Mit dem 6. Weg – „Syn­er­gie er­zeu­gen“ – ist nach Covey die „höchs­te Ak­ti­vi­tät im Leben“ er­reicht. Er de­fi­niert Syn­er­gie so:

„Ein­fach ge­sagt be­deu­tet Syn­er­gie, dass das Ganze grö­ßer ist als die Summe sei­ner Teile.“(248f)

Syn­er­gie ent­steht bei Team­ar­beit, bei Team­aus­bau, in der „Ent­wick­lung von Ein­heit und Krea­ti­vi­tät mit an­de­ren Men­schen“ (258). In die­ser Phase ist die ste­ti­ge Suche nach Al­ter­na­ti­ven eine For­de­rung, die es im Um­gang mit den Mit­ar­bei­tern/Kun­den zu be­her­zi­gen gilt.

Mit dem 7. Weg weist Covey auf die Be­deu­tung des In­ne­hal­tens hin, sich Zeit zu neh­men, die ein­gangs er­wähn­ten vier mensch­li­chen Di­men­sio­nen zu be­ach­ten und zu pfle­gen. Covey be­grün­det das fol­gen­der­ma­ßen:

„Wir sind die In­stru­men­te un­se­rer ei­ge­nen Leis­tung, und um ef­fek­tiv zu sein, müs­sen wir er­ken­nen, wie wich­tig es ist, uns re­gel­mä­ßig die Zeit zu neh­men, un­se­re Säge in allen vier Be­rei­chen [phy­sisch, so­zi­al/emo­tio­nal, spi­ri­tu­ell, men­tal] zu schär­fen.“(265)

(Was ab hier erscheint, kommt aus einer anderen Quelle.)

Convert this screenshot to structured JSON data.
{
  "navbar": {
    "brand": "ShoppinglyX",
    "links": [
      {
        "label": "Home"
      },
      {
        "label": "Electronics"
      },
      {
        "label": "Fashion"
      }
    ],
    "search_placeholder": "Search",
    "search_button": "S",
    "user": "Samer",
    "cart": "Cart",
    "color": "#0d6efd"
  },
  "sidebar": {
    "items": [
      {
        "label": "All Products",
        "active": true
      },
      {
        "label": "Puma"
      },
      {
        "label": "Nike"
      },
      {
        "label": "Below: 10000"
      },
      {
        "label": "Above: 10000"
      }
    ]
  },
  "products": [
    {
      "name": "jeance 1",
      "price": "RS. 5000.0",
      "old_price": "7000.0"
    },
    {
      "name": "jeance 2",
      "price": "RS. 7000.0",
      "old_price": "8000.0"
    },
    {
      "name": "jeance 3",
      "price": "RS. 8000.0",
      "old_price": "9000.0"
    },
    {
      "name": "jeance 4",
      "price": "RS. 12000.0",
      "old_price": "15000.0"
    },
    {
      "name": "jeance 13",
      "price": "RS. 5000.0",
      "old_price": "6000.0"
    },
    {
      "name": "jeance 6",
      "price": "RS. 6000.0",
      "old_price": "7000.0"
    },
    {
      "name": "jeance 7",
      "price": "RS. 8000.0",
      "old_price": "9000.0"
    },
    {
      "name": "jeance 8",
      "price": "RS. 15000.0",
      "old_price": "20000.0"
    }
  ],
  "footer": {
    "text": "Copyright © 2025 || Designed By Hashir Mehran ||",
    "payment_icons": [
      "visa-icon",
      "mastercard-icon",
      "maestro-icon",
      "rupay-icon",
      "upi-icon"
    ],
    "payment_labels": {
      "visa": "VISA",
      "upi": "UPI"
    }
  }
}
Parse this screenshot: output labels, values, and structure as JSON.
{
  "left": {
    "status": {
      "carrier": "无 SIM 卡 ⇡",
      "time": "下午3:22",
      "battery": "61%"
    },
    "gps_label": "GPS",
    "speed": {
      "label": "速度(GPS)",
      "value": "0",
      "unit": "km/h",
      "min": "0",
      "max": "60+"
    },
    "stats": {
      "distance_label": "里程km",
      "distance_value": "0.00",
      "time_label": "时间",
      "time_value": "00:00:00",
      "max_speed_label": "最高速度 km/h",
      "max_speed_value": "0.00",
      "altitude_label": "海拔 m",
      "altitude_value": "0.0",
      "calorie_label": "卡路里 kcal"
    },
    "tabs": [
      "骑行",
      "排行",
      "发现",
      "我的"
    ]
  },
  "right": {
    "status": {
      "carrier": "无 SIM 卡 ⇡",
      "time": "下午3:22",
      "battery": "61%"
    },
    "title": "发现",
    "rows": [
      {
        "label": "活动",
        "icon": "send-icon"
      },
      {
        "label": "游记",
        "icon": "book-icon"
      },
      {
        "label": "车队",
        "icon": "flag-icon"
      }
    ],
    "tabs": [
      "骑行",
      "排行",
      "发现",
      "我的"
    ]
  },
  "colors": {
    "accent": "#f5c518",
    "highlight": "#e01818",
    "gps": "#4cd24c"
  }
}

Ins­ge­samt sind es vor allem die vie­len Bei­spie­le aus Co­veys Be­ra­ter­pra­xis, die das Buch in­ter­es­sant ma­chen. Der Autor be­dient sich sei­nes Er­fah­rungs­schat­zes mit Ele­ganz und Prä­gnanz, so dass sich dar­aus leicht ein Lese- und viel­leicht Le­bens­qua­li­täts­ge­winn zie­hen lässt.